Das ultimative Ziel des achtfachen Weges zum Yoga ist samadhi oder absolute Glückseligkeit. Dies ist eine reine Kontemplation, indem wir und das Universum eins sind. Diejenigen, die samadhi erreicht haben, werden erleuchtet.

Die acht Glieder arbeiten zusammen: Die ersten fünf Schritte – yama, niyama asana, pranayama und pratyahara – sind die Vorbereitungen des Yoga und bilden die Grundlage für das spirituelle Leben. Sie befassen sich mit dem Körper und dem Gehirn. Die letzten drei, die ohne die vorherigen Schritte nicht möglich wären, befassen sich mit der Rekonditionierung des Geistes. Sie helfen Erleuchtung oder die vollständige Verwirklichung der Einheit mit dem Geist zu erlangen.
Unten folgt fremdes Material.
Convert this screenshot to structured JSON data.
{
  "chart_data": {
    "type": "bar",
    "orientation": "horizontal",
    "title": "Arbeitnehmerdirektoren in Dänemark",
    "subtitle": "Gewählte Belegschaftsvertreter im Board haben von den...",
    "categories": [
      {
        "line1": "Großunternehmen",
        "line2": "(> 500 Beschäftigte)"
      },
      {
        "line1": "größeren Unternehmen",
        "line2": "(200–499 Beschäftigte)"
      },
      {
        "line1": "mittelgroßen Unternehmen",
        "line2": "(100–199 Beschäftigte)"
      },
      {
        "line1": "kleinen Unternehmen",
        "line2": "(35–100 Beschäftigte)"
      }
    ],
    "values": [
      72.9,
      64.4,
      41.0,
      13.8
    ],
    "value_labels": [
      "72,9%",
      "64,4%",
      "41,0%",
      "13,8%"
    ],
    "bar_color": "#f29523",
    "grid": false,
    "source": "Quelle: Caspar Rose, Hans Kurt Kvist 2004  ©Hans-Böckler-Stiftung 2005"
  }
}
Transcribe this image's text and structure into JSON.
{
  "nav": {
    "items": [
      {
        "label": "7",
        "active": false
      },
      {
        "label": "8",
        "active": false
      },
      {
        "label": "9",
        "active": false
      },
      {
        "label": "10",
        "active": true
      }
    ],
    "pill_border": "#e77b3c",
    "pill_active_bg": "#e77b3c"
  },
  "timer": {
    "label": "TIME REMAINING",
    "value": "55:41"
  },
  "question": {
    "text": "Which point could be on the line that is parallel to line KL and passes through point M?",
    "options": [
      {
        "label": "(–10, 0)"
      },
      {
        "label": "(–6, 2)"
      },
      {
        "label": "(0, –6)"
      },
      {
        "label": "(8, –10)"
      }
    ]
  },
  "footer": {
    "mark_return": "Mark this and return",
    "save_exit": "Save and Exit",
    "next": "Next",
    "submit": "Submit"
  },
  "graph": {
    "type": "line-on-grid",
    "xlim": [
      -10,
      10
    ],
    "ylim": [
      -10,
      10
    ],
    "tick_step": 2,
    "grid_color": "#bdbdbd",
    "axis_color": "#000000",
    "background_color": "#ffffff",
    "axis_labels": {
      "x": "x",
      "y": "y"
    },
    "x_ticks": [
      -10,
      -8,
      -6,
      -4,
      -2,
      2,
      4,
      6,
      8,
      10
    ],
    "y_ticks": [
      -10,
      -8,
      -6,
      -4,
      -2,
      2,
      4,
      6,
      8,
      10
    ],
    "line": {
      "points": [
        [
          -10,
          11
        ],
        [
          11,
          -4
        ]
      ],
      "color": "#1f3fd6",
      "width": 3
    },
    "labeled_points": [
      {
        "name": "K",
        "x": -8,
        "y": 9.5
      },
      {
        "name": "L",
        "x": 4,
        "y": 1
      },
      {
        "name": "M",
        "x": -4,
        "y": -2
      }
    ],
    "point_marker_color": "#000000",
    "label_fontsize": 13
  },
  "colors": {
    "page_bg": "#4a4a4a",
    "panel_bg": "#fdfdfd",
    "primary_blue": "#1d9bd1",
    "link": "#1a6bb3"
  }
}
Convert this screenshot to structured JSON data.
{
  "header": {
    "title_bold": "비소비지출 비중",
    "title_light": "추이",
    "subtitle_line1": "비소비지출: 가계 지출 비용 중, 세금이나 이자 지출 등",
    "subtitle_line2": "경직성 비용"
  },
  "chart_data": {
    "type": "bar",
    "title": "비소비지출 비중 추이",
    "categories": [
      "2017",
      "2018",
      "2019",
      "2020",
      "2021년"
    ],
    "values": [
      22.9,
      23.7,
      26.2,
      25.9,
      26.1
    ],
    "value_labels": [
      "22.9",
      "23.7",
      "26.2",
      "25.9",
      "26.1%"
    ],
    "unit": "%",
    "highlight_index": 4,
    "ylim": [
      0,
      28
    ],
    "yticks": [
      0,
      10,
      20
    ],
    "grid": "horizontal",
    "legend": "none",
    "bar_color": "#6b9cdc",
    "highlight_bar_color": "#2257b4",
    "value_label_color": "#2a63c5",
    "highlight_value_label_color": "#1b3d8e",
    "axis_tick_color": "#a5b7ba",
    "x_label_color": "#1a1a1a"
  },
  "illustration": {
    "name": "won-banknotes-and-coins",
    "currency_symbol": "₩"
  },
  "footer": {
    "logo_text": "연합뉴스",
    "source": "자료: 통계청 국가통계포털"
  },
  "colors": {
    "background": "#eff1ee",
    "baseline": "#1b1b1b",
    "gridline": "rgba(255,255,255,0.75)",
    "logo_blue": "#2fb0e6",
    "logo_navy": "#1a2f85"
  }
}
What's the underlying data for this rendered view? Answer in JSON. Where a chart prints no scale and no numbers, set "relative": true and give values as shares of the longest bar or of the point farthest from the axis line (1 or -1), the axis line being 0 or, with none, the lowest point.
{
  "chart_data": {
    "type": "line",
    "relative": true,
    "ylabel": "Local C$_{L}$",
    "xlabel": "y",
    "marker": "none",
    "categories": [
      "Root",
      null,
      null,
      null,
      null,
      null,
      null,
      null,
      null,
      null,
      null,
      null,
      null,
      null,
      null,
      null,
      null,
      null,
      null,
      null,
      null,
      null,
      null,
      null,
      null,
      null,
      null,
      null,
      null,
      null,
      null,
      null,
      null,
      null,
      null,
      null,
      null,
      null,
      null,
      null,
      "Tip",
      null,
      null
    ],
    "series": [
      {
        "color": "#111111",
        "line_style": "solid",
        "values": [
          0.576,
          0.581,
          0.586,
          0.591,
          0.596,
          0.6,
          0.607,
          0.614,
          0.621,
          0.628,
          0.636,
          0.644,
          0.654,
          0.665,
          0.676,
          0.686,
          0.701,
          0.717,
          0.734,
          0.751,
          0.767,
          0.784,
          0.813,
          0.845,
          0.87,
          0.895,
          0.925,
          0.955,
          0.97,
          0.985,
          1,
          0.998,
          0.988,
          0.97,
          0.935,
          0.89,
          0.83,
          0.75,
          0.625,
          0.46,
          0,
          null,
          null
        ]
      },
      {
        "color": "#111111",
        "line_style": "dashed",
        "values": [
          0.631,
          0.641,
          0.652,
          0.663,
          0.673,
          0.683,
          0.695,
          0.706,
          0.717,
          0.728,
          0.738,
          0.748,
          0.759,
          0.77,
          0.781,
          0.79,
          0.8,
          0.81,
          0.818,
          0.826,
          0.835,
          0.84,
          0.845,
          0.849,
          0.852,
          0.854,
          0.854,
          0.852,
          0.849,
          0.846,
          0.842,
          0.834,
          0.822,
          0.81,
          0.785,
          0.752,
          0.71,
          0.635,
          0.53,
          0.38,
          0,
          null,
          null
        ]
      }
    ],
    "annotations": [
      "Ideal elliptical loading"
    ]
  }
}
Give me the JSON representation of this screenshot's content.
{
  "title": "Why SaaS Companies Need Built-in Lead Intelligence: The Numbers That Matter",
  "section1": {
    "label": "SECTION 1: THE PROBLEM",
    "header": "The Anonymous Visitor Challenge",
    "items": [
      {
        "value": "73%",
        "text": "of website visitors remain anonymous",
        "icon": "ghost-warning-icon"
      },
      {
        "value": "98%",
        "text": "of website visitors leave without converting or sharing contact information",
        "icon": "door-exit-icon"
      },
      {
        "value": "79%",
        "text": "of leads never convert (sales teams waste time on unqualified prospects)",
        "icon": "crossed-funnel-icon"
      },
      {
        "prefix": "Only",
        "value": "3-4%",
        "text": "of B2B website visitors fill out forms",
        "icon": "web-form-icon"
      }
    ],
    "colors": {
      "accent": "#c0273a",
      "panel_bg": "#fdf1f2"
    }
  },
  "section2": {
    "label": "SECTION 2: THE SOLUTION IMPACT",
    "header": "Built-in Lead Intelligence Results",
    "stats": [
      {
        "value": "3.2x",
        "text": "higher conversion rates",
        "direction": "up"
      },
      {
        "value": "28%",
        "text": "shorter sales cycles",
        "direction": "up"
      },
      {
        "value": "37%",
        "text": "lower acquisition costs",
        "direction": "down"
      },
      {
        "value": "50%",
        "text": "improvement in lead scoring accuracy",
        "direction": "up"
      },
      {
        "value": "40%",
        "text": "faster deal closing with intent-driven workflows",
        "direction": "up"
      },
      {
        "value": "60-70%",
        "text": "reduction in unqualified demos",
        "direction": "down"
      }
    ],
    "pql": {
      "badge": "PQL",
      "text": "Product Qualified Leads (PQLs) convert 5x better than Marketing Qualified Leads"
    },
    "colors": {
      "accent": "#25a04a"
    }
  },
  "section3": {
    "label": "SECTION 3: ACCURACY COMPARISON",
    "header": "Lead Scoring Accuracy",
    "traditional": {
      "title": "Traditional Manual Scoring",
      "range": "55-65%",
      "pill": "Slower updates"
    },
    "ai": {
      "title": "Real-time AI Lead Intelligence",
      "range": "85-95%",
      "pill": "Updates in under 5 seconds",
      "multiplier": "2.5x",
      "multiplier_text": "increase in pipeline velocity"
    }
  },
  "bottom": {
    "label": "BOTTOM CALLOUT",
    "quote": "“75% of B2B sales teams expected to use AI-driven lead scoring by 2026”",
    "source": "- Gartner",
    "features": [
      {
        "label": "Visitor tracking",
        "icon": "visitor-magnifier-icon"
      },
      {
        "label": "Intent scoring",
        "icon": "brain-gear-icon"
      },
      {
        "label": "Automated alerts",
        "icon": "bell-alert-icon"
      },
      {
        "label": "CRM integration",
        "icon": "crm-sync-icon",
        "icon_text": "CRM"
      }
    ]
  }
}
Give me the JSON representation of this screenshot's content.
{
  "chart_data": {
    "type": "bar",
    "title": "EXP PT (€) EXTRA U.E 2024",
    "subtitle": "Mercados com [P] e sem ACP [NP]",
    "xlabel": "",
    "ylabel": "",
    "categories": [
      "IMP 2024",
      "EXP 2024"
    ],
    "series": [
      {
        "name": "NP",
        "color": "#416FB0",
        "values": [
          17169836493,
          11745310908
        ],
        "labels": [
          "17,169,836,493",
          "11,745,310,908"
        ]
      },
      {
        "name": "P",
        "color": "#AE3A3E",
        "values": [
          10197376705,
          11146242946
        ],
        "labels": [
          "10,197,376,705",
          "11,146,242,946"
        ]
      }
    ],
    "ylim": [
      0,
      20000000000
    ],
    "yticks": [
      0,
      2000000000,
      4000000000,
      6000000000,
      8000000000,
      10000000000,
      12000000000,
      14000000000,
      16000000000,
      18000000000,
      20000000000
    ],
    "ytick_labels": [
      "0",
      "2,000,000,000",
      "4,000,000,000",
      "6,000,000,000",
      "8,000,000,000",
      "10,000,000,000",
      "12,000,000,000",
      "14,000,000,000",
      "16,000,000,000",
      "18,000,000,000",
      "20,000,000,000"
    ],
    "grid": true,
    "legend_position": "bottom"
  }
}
Veröffentlicht von Izabela

Yoga- und Meditationslehrerin

3 Kommentare zu „Der achtfache Weg des Patanjali

  1. Hallo!
    Finde gut deine allgemeine Darlegung.
    Hierzu, sei mir gegönnt:
    1) „Yogas cittavritti nirrodhah.“ Alles andere ist nur Vorstufe des eigentlichen Yoga,
    siehe auch Hathayoga-Pradipika;
    2)Dharana, dhyana, samadhi= Samyama;
    3) Samadhi: – samprajnata= mit karmischen Samen> Wiedergeburt „garantiert“
    -asamprajnata= ohne karmischen Samen> keine Wiedergeburt „garantiert“.